Angola poised to abandon currency peg against dollar
Angola is to abandon the kwanza currency peg against the US dollar, joining a long list of oil producers that have floated or depreciated currencies to end dollar shortages caused by sliding oil prices.
Scrapping the dollar peg indicates that the central bank will allow the currency to float freely, and commercial banks would no longer be subject to an agreement with the central bank not to bid for dollars above 78.
Angola relies on oil for almost 90 percent of its income, meaning the country's foreign exchange market is extensively subject to the oil price fluctuations. The country devalued its currency by 4 percent to 78 to the dollar in April due to its shrinking dollar reserves and started to limit dollar sale in May.
The country devalued its currency by 4 percent to 78 to the dollar in April due to its shrinking dollar reserves and started to limit dollar sale in May.
Angola's compelling decision to float its currency to revive the economy leads to the debate about the excessive power of the petrodollar and the very dollar hegemony.

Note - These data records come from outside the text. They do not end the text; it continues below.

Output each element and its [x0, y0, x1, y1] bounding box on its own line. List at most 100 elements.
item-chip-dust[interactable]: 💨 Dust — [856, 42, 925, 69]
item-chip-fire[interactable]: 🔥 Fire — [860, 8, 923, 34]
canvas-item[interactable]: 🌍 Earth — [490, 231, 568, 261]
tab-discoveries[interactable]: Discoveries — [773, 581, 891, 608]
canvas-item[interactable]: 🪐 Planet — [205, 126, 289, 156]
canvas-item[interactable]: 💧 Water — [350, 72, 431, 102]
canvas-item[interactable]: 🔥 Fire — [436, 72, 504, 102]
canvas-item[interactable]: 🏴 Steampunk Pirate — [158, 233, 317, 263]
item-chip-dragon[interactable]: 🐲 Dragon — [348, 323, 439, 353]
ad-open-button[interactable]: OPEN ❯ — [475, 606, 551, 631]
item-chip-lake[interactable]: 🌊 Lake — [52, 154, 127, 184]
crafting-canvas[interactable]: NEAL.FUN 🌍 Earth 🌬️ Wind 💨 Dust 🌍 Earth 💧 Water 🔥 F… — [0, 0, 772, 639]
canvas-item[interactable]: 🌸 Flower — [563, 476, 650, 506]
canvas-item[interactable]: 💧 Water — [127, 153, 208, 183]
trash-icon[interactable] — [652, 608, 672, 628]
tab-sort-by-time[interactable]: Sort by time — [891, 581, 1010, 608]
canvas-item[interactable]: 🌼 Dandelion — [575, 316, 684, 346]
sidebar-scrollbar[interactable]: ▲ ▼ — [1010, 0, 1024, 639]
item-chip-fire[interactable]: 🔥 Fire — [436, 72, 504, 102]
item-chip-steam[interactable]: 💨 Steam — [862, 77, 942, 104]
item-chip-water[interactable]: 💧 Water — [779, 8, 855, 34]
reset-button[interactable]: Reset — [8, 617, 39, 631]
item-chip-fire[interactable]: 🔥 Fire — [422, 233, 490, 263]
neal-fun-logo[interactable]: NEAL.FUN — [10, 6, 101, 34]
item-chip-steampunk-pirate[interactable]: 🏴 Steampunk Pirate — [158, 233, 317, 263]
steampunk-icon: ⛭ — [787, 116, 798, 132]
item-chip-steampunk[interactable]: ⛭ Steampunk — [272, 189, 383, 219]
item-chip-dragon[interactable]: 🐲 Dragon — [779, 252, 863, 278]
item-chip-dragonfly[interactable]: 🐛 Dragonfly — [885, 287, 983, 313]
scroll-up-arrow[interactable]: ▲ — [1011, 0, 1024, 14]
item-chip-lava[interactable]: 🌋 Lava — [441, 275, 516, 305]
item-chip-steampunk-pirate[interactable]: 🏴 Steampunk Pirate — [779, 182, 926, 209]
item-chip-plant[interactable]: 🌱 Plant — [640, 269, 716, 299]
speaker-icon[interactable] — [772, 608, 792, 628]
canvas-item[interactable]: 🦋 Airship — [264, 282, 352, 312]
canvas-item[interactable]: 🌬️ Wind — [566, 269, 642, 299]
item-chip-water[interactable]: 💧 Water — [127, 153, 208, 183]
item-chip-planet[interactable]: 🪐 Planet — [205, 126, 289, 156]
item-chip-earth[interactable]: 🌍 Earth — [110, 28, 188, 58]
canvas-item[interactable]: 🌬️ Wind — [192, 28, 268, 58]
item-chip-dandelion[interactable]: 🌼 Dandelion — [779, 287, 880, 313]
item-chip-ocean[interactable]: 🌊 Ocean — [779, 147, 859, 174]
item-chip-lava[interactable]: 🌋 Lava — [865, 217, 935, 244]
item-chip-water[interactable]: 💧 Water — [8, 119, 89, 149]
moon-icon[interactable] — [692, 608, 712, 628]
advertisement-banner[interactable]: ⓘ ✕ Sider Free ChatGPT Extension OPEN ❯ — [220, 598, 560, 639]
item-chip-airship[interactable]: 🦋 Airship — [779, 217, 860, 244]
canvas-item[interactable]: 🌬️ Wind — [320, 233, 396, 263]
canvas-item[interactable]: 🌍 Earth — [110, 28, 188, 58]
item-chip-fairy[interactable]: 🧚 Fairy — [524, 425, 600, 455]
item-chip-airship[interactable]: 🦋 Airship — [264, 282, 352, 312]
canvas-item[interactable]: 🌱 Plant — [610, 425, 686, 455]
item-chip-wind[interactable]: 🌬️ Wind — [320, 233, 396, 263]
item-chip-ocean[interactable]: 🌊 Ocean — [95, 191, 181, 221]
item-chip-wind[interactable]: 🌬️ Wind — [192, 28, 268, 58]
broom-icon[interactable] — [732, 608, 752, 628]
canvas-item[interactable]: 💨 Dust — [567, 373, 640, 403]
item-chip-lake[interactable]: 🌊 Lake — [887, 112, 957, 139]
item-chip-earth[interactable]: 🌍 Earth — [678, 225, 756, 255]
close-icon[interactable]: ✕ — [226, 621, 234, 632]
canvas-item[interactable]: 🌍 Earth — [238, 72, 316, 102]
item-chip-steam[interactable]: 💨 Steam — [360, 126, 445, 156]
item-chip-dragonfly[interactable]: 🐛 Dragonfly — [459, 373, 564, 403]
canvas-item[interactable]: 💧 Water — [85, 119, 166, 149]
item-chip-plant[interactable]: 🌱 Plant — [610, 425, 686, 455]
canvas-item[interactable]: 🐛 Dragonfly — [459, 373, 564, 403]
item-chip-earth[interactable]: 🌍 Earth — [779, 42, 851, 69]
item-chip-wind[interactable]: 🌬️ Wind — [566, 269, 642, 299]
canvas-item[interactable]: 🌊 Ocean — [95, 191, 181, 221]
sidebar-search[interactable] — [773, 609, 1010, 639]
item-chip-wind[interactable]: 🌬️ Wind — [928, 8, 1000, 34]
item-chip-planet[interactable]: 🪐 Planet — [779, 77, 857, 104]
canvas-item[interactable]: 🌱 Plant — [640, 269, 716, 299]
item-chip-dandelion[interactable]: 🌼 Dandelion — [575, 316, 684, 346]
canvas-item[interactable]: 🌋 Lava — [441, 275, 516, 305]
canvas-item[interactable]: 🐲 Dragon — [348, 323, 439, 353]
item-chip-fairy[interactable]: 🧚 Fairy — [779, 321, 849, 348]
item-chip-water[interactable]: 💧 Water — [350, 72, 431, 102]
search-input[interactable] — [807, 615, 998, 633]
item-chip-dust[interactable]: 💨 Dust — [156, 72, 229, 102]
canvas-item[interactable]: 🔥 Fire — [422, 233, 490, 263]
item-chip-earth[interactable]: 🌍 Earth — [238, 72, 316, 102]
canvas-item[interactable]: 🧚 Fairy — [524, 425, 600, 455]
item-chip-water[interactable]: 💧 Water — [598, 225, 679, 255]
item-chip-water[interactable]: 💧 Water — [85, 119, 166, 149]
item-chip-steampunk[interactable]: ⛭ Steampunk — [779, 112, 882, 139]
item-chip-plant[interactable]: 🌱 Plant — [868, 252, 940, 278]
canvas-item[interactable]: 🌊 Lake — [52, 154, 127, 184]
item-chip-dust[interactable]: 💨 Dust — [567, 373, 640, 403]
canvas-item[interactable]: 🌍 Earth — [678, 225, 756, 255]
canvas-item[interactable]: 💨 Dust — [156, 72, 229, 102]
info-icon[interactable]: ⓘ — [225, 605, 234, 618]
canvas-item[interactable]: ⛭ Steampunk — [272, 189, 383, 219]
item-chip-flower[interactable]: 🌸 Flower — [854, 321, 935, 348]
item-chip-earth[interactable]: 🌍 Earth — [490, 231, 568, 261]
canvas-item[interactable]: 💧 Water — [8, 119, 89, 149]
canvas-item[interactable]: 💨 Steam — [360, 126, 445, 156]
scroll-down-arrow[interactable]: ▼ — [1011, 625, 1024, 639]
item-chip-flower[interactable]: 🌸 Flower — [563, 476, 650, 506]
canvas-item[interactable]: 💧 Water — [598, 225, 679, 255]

To circumvent US dollar trade, the world's leading crude exporters, such as Russia, Venezuela and Iran are ready to accept China's gold-yuan-oil scheme, part of China's upcoming oil futures contract.
Angola shipped 27.1 million tons of oil to China in the first half of 2017, making it China's second-largest oil supplier, according to energy consultancy Wood Mackenzie.
Angola's Finance Minister Archer Mangueira said late Wednesday that he would also “renegotiate our debt with our main partners throughout 2018.”
Analysts said that Angola is most likely to focus on talks with China, one of the country's major external creditors.
Meanwhile, China's expected growth in oil consumption may prompt Angola to accept pricing oil in yuan.